Том 1. Рассказы 1907-1912 - Александр Грин 11 стр.


— Ну — я не буду! Ну — скажи, что? — приставала девочка.

— А ты любить меня будешь?

— Да-а! — Оля утвердительно кивнула головой и, подойдя к Генику, сложила свои розовые пальчики на его большой сильной руке. — Ну, скажи же, скажи!

— Мы, — торжественно заявил Геник, — поедем с тобой на настоящей железной дороге!

— В Италию, — с восторгом подхватила Оля, и глаза ее мечтательно расширились.

— В Италию! Мы возьмем с собой маму м… м…

— Мы еще возьмем… возьмем вот кого! — Оля задумалась. — Мы возьмем всех, правда? И маму, и Варьку, и Ганьку, и француженку… Нет, француженку не нужно! Она злая! Она все жалуется, а пайка ее очень любит за это!..

— Вот как! Ну, мы ее тогда… оставим без обеда!..

— Во-от. Так ей и надо! — Девочка с нетерпением смотрела на Геника. — Мы едем в Италию!

— Нет! — печально вздохнул Геник. — Я и забыл, что мне нельзя ехать.

— Ну-у?! — Оля недоверчиво и огорченно раскрыла рот. — А почему нельзя? а?

Ее подвижное личико надулось, и губы обиженно задрожали, приготовляясь плакать. Геник погладил ее по щеке и сказал:

— Я пошутил, Оля. Ехать можно, только надо купить летнюю шляпу.

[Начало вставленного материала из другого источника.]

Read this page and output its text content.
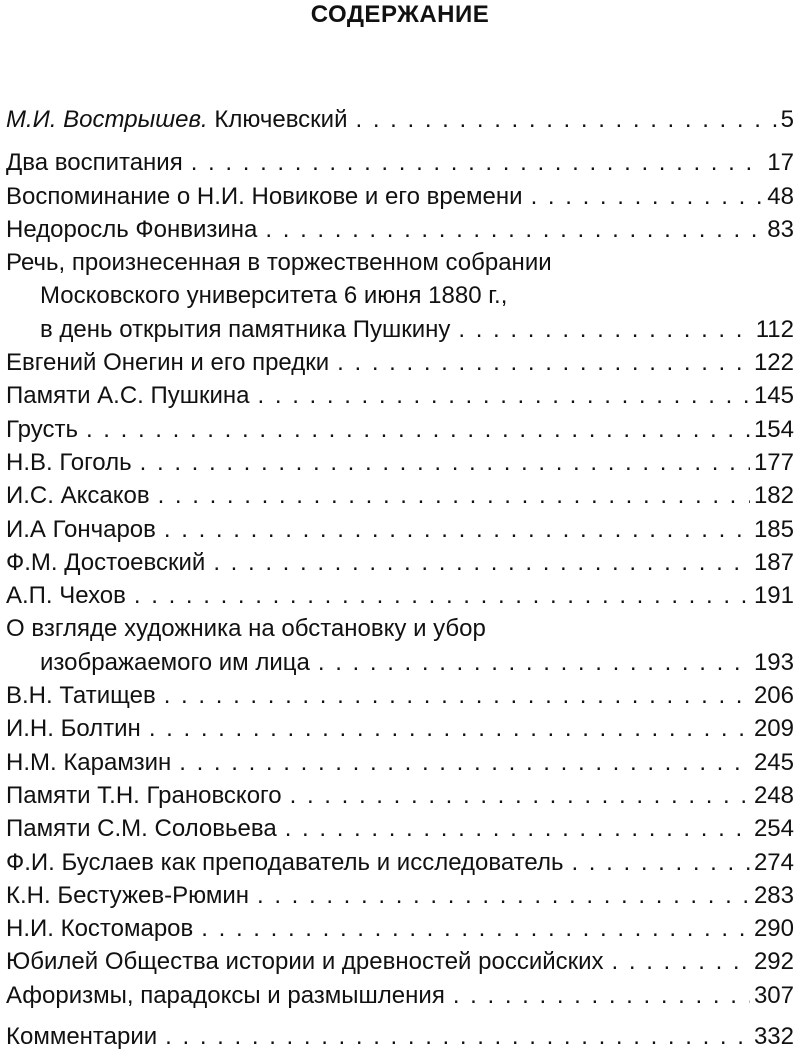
СОДЕРЖАНИЕ
М.И. Вострышев. Ключевский . . .	5
Два воспитания . . .	17
Воспоминание о Н.И. Новикове и его времени . . .	48
Недоросль Фонвизина . . .	83
Речь, произнесенная в торжественном собрании
Московского университета 6 июня 1880 г.,
в день открытия памятника Пушкину . . .	112
Евгений Онегин и его предки . . .	122
Памяти А.С. Пушкина . . .	145
Грусть . . .	154
Н.В. Гоголь . . .	177
И.С. Аксаков . . .	182
И.А Гончаров . . .	185
Ф.М. Достоевский . . .	187
А.П. Чехов . . .	191
О взгляде художника на обстановку и убор
изображаемого им лица . . .	193
В.Н. Татищев . . .	206
И.Н. Болтин . . .	209
Н.М. Карамзин . . .	245
Памяти Т.Н. Грановского . . .	248
Памяти С.М. Соловьева . . .	254
Ф.И. Буслаев как преподаватель и исследователь . . .	274
К.Н. Бестужев-Рюмин . . .	283
Н.И. Костомаров . . .	290
Юбилей Общества истории и древностей российских . . .	292
Афоризмы, парадоксы и размышления . . .	307
Комментарии . . .	332
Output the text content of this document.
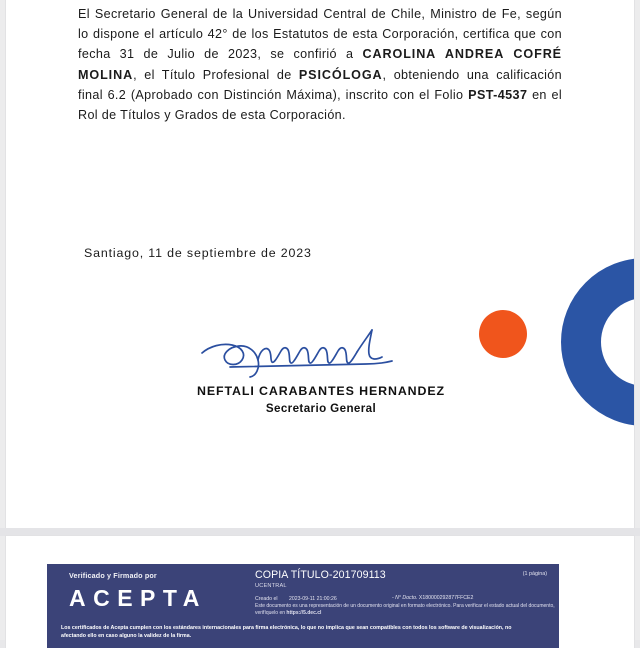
El Secretario General de la Universidad Central de Chile, Ministro de Fe, según lo dispone el artículo 42° de los Estatutos de esta Corporación, certifica que con fecha 31 de Julio de 2023, se confirió a CAROLINA ANDREA COFRÉ MOLINA, el Título Profesional de PSICÓLOGA, obteniendo una calificación final 6.2 (Aprobado con Distinción Máxima), inscrito con el Folio PST-4537 en el Rol de Títulos y Grados de esta Corporación.
Santiago, 11 de septiembre de 2023
NEFTALI CARABANTES HERNANDEZ
Secretario General
Verificado y Firmado por
ACEPTA
(1 página)
COPIA TÍTULO-201709113
UCENTRAL
Creado el	2023-09-11 21:00:26
Este documento es una representación de un documento original en formato electrónico. Para verificar el estado actual del documento,
verifíquelo en https://5.dec.cl
- N° Docto. X180000292877FFCE2
Los certificados de Acepta cumplen con los estándares internacionales para firma electrónica, lo que no implica que sean compatibles con todos los software de visualización, no
afectando ello en caso alguno la validez de la firma.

— Вот такую, как у папы, — озабоченно заметила девочка. — Белую. А ты был в Италии?

— Был. Только там шляпы лучше папиной!

— Да-а, как же! У папы всегда лучше, — заявила племянница и вдруг даже подпрыгнула от радости.

— Сережа, едем! — закричала она, хлопая в ладоши. — Скорее! Я дам тебе папину шляпу — вот!

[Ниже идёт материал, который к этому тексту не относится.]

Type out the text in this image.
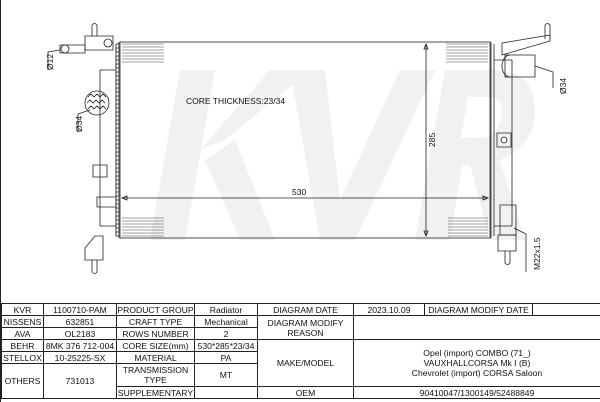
CORE THICKNESS:23/34
530
285
Ø12
Ø34
Ø34
M22x1.5
KVR	1100710-PAM	PRODUCT GROUP	Radiator	DIAGRAM DATE	2023.10.09	DIAGRAM MODIFY DATE	
NISSENS	632851	CRAFT TYPE	Mechanical	DIAGRAM MODIFY REASON			
AVA	OL2183	ROWS NUMBER	2				
BEHR	8MK 376 712-004	CORE SIZE(mm)	530*285*23/34	MAKE/MODEL	Opel (import) COMBO (71_)
VAUXHALLCORSA Mk I (B)
Chevrolet (import) CORSA Saloon		

STELLOX	10-25225-SX	MATERIAL	PA				
OTHERS	731013	TRANSMISSION TYPE	MT				
		SUPPLEMENTARY		OEM	90410047/1300149/52488849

Геник привлек девочку к себе и поцеловал ее в сияющие глаза.

— Не надо, Оля, — сказал он печально. — Мама узнает, будет бранить Олю!

— Мамы нет, Сережа! Она у художника — знаешь? Плешивый!..

III

Геник не успел открыть рот для ответа, как белое платье девочки уже замелькало по направлению к дому. Через несколько мгновений топот ножек затих.

Тогда он достал из бокового кармана нумер вчерашней газеты и развернул ее, смоченную потом. Сразу как-то назойливо бросилось в глаза объявление табачной фабрики с массой восклицательных знаков.

«Вызвали наряд городовых, — думал он, чувствуя, как им овладевает мелкая нервная дрожь, сменившая возбуждение. — По улицам расставили шпионов. По углам сторожат конные жандармы. Телефон работает…»

Где-то, вероятно на соседнем дворе, шарманка заиграла хрипящий, жалобный вальс. Солнце поднялось над соседней крышей и заглянуло в глаза Генику. Маленькая, вертлявая птичка запрыгала по аллее и вдруг испуганно вспорхнула, увидев человека, одетого в черное, с бледным лицом. Геник проводил ее глазами и насильно усмехнулся, вспомнив Олю. Затем встал, провел рукой по пыльному лицу и огляделся.

Стена имела не менее сажени в вышину. Она охватывала сад, находившийся в задней части двора, с трех сторон. Было странно, как мог он перескочить ее без посторонней помощи. Это произошло мгновенно; как будто какой-то вихрь поднял его тело и перебросил по эту сторону. Во всяком случае, нечего было и думать повторить снова эту штуку. Всматриваясь пристальнее в глубину сада, он заметил в отдалении легкие просветы, сквозь которые можно было видеть маленькие кусочки мощеного двора и угол каменного, многоэтажного дома.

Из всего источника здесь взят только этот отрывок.